Custodiol HTK Solution is indicated for perfusion and flushing donor kidneys prior to removal from the donor or immediately after removal from the donor. The solution is left in the organ vasculature during hypothermic storage and transportation (not for continuous perfusion) to the recipient.

The HTK solution is intended for perfusion and flushing donor kidneys prior to removal from the donor and for preserving the kidney during hypothermic storage and transport to the recipient. HTK solution is based on the principle of inactivating organ function by withdrawal of extracellular sodium and calcium, together with intensive buffering of the extracellular space by means of histidine/histidine HCl, so as to prolong the period for which the organs will tolerate interruption of blood and oxygen supply. Only a small portion of the osmolality of the HTK solution is due to the sodium and potassium. The composition of HTK is similar to that of extracellular fluid. All of the components of the HTK solution occur naturally in the body.

The HTK solution is relatively low in potassium concentration so that residual solution in the transplanted organ poses no danger to the recipient. This is particularly important in organs that take up relatively large amounts of the perfusate, which may find its way into the recipient's circulation.

The HTK solution has a low viscosity, even at low temperatures.
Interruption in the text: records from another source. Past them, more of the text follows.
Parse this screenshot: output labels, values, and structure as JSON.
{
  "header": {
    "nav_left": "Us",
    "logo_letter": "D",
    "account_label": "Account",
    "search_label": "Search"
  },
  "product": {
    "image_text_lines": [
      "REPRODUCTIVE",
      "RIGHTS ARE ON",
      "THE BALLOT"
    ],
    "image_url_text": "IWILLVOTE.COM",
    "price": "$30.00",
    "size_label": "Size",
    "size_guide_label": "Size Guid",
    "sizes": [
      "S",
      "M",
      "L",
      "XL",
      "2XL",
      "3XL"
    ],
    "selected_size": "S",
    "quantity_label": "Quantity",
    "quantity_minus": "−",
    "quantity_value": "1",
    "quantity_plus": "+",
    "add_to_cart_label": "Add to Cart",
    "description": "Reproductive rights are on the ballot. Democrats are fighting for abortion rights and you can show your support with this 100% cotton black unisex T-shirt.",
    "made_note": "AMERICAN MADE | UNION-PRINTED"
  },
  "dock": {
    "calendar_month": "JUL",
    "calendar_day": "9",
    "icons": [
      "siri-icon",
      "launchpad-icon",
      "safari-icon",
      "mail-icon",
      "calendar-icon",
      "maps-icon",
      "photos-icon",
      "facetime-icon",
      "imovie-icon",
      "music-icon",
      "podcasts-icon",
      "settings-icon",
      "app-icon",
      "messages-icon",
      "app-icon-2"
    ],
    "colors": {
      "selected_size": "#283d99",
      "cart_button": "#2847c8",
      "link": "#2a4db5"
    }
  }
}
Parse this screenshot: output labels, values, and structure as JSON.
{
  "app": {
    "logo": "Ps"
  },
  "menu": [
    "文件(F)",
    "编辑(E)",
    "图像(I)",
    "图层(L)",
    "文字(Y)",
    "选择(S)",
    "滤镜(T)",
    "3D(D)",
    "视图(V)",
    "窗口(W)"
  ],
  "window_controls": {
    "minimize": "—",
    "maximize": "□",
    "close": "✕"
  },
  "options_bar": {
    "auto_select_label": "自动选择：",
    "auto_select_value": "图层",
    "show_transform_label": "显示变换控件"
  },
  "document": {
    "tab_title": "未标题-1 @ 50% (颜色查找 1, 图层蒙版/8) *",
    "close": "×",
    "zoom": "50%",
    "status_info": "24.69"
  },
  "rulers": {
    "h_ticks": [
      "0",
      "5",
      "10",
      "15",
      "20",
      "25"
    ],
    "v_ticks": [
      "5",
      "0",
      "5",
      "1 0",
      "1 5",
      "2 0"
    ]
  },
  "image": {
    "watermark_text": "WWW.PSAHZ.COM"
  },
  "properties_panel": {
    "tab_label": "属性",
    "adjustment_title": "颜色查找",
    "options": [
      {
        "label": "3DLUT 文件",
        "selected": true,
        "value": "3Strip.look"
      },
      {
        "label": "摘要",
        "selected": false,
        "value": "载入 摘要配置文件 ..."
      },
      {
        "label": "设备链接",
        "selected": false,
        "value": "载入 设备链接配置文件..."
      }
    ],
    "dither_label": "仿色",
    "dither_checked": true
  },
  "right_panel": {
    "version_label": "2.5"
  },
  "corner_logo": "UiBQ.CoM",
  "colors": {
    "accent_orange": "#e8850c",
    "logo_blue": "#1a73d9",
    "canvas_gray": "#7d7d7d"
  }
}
This characteristic assures rapid flow rates during initial perfusion, allowing the organ to be quickly cooled.

Here's an analysis of the provided 510(k) summary regarding the Custodiol® HTK Solution, focusing on acceptance criteria and the study that proves its equivalence:

1. Table of Acceptance Criteria and Reported Device Performance

Note: The acceptance criteria are implicitly derived from the performance of the predicate device (Viaspan Belzer UW Cold Storage Solution), as the study aims to demonstrate "as well as" performance.

2. Sample Size Used for the Test Set and Data Provenance

• Sample Size: "Over a thousand kidneys" were included in the study.
• Data Provenance: The study was a "47-center randomized clinical study carried out under the guidance of the Eurotransplant organization of Leiden, The Netherlands." This indicates prospective data from multiple European centers.

3. Number of Experts Used to Establish Ground Truth for the Test Set and Qualifications of Those Experts

This information is not provided in the document. The study focuses on "overall kidney survival rates" as outcome measures, which are clinical outcomes rather than expert-established ground truth in an imaging or diagnostic sense. The determination of kidney survival likely relies on standardized clinical criteria and medical records, rather than expert interpretation of a specific artifact.

4. Adjudication Method for the Test Set

This information is not explicitly provided. Given the nature of kidney survival rates as the primary outcome, it's unlikely that the "adjudication method" in the context of expert review (e.g., 2+1, 3+1) is directly applicable. Outcomes like kidney survival are typically determined by clinical follow-up and documented medical facts.

5. If a Multi Reader Multi Case (MRMC) Comparative Effectiveness Study was done, If so, what was the effect size of how much human readers improve with AI vs without AI assistance

Not Applicable. This is a comparison of two organ preservation solutions, not an AI-assisted diagnostic device. Therefore, a MRMC study with human readers and AI assistance is not relevant to this submission.

6. If a Standalone (i.e. algorithm only without human-in-the-loop performance) was done

Not Applicable. This is a medical solution, not an algorithm or AI device.

7. The Type of Ground Truth Used

The ground truth used was outcomes data, specifically "overall kidney survival rates." These rates are clinical outcomes reflecting the functional status of the transplanted kidneys over time.

8. The Sample Size for the Training Set

Not Applicable. This is not a machine learning or AI device that requires a distinct training set. The clinical study described served as the primary performance evaluation.

9. How the Ground Truth for the Training Set Was Established

Not Applicable. As there is no training set in the context of an AI/ML device, this question is not relevant. The "ground truth" for the performance evaluation (kidney survival) was established through clinical follow-up and medical documentation within the multi-center study.